Which one wins in your specific situation.

  1. You're a solo founder shipping your first product: Substack is the cleaner choice. Less setup, fewer enterprise-only features locked behind upgrades, pricing that makes sense for one seat.
  2. You already use Substack and it's working: don't migrate. The score gap (34 points) doesn't justify the disruption. Migration costs are real · half a day to a weekend of work plus a week running both in parallel.
  3. Your team is going from 5 people to 25 in the next year: Substack has more headroom on functionality and reliability · the two things that break first under load.
Stack fit

How each fits inside a founder stack.

A tool you can't integrate is a tool you'll replace in six months. Here's how each plays with the rest.

Substack

Substack fits cleanly in a stack with Stripe, Beehiiv, Notion, Cal.com. If your stack already includes most of those, Substack integrates without friction.

Kit

Kit fits the same kind of stack. If your existing stack leans toward Stripe or Beehiiv or Notion, Kit doesn't create integration debt either.

Final recommendation

For most founders, Substack. The gap is wide enough that the loss-of-points reasons matter more than the win-points reasons. Default to Substack unless you fit a specific edge case. If you're already on Kit and it's working, don't migrate. The cost of switching is real and the gain is small.

Clinton Feyisitan
Reviewed by Clinton Feyisitan
Founder of fewertools. Built and migrated 17 founder stacks. Independent reviewer.

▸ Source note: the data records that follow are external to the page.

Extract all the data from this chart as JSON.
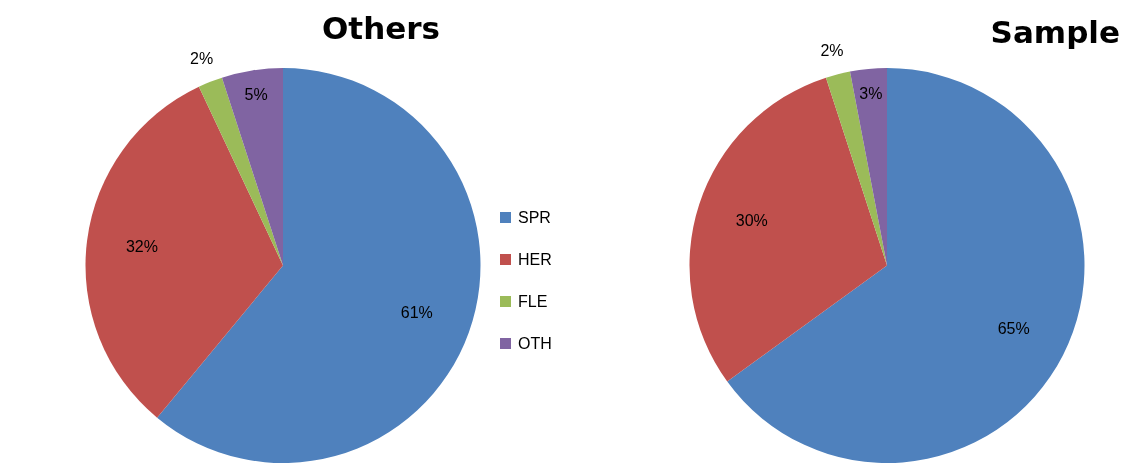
{
  "chart_data": {
    "type": "pie",
    "categories": [
      "SPR",
      "HER",
      "FLE",
      "OTH"
    ],
    "colors": [
      "#4f81bd",
      "#c0504d",
      "#9bbb59",
      "#8064a2"
    ],
    "legend": "center",
    "series": [
      {
        "name": "Others",
        "values": [
          61,
          32,
          2,
          5
        ],
        "value_labels": [
          "61%",
          "32%",
          "2%",
          "5%"
        ]
      },
      {
        "name": "Sample",
        "values": [
          65,
          30,
          2,
          3
        ],
        "value_labels": [
          "65%",
          "30%",
          "2%",
          "3%"
        ]
      }
    ]
  }
}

Every comparison on fewertools uses the same Best Score formula and the same five review criteria. No paid placements. No vendor surveys. If the verdict here is wrong, tell me why and I'll re-score with your evidence.

Bottom line

Substack for most founders.

Substack wins clearly. 82 vs 48: a 34-point gap on Best Score. Newsletter platform for writers. Kit is still a defensible choice if creator-focused email platform formerly convertkit with tags, sequences and commerce, but for most founders Substack is the safer pick.

Not sure either is right for your stack?

Paste the tools you already use. fewertools audits the whole stack: where there's overlap, where the weak links are, and which of these two (if either) actually belongs in your build.